ExportWithOrigin selection bug

ExportWithOrigin has a bug. Any objects selected to be exported which are on a layer which is turned off after object selection but before picking the insertion point is not exported. Layers may need to be turned off to facilitate selection of the insertion point.

This is different behavior than Move or Copy for example where all objects selected are moved or copied including objects on layers which are turned off after objects are selected.

Instructions for repeating the bug.

  1. Start ExportWithOrigin
  2. Select objects in response to “Select objects to export” and Enter
  3. Turn off one or more layers with some or all of the objects just selected.
  4. Pick a point in response to “Insertion base point. Press Enter to use world origin”
  5. Select the file name and location and complete the command.

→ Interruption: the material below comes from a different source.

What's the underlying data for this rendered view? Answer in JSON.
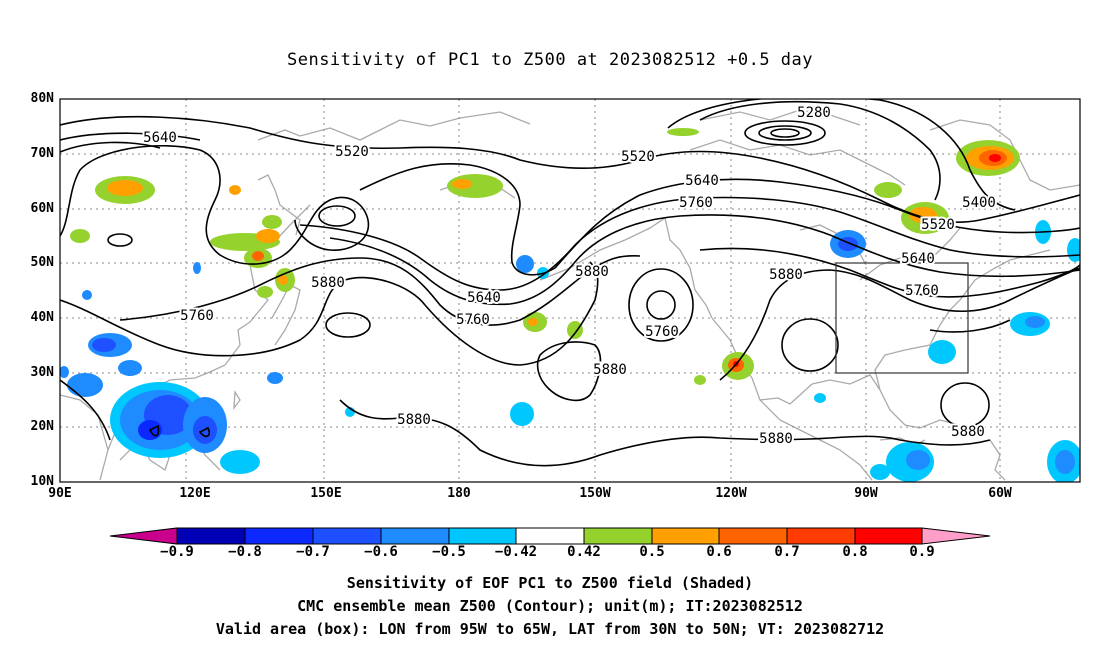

The objects which were originally selected but are on the layers turned off are not exported.

This bug needs attention. It is more than an inconvience. It can result in a file being inadverdently created without some of the intended geometry. Depending on the situation it may difficult or impossible for the recipient of the file to obtain the missing geometry.
@pascal Can this be put on the heap with reasonable priority?

I’ll check it thanks.
RH-62578 Export: selection is ignored
-Pascal

@pascal Thanks for putting it on the stack. But there is a very good reason to be able to select an object, then turn off that layer while completing a command such as ExportWithOrigin, Move, Copy, Rotate, etc. Frequently it is much easier to pick a needed insertional point, reference point, target point, etc after turning off a layer with some objects. I do it frequently.

Why is it “wrong” to include the previously selected objects in the exported objects?

Hi David - in general, Rhino avoids doing things with objects you cannot see - I was surprised that Move works the way it does - so, wrong, in the context of that ‘don’t mess with objects the user cannot see’ idea, but that is less strict than I thought. With groups that have hidden objects, Rhino draws a ghosty version of the hidden bits when you drag or move so you can see something and are not surprised if ‘off’ objects have been changed - this seems reasonable to me and should maybe be implemented in any context where something is happening with hidden objects. It seems to me anyway.

-Pascal

@pascal How would you deal with the situation where objects selected to be exported or transformed obscure points/lines/etc which need to be snapped to for the insertion point, reference point, target point, etc? I run into this situation when scaling and orienting imported large meshes. If I can’t turn off the layer with the mesh then I don’t know how i will be able to snap to the points needed to scale or orient it. BTW, the answer is not to create a block.

I’ll note that include selected objects on layers which are turned off should only apply for layers turned off after the command is started.